Connu pour servir des réparties aussi drôles que débiles entre ses chansons, l’ancien membre des Fleet Foxes n’a pas dérogé à ses habitudes samedi, se moquant gentiment des spectateurs qui traînaient avec eux, allez savoir pourquoi, de drôles d’accessoires, notamment un «Noodle» (vous savez, le truc cylindrique pour la piscine). «J’adore ce drapeau. C’est un beau drapeau. Et vous, qui tenez cette nouille flexible! J’aime! Si par accident vous tombez dans une piscine, vous serez sain et sauf.»

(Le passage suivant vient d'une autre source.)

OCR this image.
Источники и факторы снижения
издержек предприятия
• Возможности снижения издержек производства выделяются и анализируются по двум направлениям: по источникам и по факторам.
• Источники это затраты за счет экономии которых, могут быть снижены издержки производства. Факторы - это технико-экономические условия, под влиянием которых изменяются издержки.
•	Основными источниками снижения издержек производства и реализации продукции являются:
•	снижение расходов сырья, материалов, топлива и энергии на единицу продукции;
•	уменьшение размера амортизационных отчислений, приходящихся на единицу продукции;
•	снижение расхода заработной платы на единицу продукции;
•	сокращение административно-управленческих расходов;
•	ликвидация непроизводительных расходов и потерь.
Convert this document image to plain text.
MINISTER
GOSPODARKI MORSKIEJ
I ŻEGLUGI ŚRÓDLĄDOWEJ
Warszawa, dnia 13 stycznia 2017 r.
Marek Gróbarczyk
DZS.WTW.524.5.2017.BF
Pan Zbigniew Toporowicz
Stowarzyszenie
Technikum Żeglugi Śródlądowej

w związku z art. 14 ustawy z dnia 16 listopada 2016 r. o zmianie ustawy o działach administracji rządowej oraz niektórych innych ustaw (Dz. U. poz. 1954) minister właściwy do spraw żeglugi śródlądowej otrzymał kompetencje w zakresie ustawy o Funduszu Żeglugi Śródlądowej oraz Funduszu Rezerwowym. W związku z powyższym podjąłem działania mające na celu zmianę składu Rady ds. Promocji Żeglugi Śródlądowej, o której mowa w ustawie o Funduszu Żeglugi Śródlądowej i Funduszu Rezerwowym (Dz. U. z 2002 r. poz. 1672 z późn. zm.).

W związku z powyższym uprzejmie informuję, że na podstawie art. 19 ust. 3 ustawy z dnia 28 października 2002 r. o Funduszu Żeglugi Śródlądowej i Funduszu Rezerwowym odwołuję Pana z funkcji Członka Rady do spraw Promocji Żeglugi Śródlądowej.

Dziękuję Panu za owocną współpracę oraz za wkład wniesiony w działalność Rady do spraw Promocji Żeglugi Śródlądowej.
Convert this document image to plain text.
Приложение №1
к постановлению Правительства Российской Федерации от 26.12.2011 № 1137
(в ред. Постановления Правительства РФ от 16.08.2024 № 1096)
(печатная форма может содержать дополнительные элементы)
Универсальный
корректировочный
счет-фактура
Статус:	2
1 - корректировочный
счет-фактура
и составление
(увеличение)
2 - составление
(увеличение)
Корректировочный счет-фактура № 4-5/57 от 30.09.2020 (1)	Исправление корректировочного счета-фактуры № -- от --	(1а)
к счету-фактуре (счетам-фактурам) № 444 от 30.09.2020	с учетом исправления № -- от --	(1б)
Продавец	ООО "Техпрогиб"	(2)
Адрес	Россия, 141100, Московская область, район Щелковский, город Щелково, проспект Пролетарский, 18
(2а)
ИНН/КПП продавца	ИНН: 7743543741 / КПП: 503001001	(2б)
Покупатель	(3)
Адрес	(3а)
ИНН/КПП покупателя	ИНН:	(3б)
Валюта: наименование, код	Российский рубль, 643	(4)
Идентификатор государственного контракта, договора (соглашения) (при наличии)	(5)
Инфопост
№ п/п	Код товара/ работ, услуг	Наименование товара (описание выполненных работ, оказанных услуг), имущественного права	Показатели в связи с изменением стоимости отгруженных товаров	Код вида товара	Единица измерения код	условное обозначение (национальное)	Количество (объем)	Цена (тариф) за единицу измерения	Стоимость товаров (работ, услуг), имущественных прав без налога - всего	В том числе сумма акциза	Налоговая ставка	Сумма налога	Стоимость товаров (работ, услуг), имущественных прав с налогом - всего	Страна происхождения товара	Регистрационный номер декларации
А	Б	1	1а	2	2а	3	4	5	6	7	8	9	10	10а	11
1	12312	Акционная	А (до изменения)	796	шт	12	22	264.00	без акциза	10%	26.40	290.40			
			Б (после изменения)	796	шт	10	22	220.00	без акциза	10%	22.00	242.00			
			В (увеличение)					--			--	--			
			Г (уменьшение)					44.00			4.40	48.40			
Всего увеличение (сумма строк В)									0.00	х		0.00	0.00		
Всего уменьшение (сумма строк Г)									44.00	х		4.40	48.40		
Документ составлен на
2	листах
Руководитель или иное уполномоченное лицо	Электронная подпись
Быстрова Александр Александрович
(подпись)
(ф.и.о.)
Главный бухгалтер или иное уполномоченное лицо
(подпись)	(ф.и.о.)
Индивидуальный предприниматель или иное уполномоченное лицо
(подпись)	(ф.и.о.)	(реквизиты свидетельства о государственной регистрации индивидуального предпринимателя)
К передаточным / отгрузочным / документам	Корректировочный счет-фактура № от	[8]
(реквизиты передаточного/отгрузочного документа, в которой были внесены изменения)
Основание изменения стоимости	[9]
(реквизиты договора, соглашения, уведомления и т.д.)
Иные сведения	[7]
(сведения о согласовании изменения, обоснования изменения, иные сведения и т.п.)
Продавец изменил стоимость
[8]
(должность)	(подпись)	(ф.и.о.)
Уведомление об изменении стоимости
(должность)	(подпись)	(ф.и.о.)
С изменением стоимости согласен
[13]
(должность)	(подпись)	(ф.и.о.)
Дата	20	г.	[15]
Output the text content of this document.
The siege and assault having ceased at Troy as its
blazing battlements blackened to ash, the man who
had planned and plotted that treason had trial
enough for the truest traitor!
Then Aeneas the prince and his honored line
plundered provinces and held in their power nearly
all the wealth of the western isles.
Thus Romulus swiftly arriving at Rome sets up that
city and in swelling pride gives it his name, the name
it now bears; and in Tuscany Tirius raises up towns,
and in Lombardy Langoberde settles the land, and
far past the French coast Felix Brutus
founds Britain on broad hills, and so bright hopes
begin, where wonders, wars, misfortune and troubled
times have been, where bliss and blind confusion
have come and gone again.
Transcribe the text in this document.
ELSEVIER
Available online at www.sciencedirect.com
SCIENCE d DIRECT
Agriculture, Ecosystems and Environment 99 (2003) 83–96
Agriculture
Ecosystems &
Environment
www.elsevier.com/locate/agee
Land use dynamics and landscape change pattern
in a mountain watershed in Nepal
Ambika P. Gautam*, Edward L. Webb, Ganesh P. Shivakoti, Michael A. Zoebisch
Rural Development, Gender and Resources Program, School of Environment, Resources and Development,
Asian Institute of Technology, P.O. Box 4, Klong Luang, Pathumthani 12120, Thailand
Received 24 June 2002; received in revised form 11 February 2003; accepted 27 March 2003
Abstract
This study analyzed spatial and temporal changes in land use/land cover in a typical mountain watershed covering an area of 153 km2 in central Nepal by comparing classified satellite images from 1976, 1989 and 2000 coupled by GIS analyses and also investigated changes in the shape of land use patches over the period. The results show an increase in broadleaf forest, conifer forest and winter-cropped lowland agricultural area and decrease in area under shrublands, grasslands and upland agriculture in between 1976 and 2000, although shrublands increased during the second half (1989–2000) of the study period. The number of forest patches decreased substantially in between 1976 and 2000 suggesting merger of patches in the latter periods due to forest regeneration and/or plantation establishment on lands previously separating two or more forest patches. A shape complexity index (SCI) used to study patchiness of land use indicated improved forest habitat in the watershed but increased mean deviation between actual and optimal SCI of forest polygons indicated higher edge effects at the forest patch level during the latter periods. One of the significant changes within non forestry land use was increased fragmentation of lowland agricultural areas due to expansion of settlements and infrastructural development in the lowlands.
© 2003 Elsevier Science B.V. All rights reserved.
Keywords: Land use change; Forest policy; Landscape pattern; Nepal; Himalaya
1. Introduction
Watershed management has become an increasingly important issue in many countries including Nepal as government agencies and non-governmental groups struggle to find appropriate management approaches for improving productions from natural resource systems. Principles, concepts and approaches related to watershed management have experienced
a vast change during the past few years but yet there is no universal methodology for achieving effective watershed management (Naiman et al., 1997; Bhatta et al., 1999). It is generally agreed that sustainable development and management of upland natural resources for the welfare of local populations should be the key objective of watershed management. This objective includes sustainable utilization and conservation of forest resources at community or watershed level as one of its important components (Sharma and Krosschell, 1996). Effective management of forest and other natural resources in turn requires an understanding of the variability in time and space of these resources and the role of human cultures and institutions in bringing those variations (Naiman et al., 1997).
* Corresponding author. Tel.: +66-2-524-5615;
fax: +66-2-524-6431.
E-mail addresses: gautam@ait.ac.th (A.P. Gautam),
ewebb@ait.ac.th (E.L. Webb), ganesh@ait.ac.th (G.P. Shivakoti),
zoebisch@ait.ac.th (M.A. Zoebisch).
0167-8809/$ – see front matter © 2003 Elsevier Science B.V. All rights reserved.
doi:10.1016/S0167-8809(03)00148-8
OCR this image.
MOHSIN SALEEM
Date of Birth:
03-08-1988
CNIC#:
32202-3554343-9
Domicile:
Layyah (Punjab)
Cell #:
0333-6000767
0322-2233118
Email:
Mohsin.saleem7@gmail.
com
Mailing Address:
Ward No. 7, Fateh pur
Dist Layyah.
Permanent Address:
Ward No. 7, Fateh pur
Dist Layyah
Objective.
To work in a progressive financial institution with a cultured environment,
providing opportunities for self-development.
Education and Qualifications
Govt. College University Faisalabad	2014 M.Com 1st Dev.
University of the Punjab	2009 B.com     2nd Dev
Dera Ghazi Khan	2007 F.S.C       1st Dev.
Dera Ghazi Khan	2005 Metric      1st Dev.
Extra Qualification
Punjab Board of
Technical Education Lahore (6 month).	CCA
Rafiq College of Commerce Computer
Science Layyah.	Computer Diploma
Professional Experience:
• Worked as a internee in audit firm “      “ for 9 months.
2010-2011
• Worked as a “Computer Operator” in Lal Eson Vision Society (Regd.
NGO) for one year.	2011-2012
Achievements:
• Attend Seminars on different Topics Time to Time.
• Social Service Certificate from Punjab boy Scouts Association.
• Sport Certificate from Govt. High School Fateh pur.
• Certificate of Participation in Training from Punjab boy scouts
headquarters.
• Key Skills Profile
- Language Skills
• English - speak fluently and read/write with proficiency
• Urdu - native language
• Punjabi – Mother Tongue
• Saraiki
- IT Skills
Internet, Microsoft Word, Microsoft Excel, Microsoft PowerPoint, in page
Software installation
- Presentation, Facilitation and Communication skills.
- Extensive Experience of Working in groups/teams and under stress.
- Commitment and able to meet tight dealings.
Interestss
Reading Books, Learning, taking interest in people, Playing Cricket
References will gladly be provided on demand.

Peut-être toutefois que certains artistes feraient mieux de faire une petite recherche sur la ville dans laquelle ils doivent se produire. Ainsi, Father John n’a pas compris pourquoi quelques «bouh!» se sont fait entendre lorsqu’il a annoncé que dans sa prochaine chanson, on entendrait le mot «canadian». «Vraiment? Vous huez? Est-ce qu’il y a des Américains du Sud profond parmi vous?» Hmm… non?? Classified, rappeur d’Halifax qu’on aime beaucoup, a fait un petit faux pas semblable en concluant sa prestation par son hymne revisité, Oh… Canada.

Oh, oh.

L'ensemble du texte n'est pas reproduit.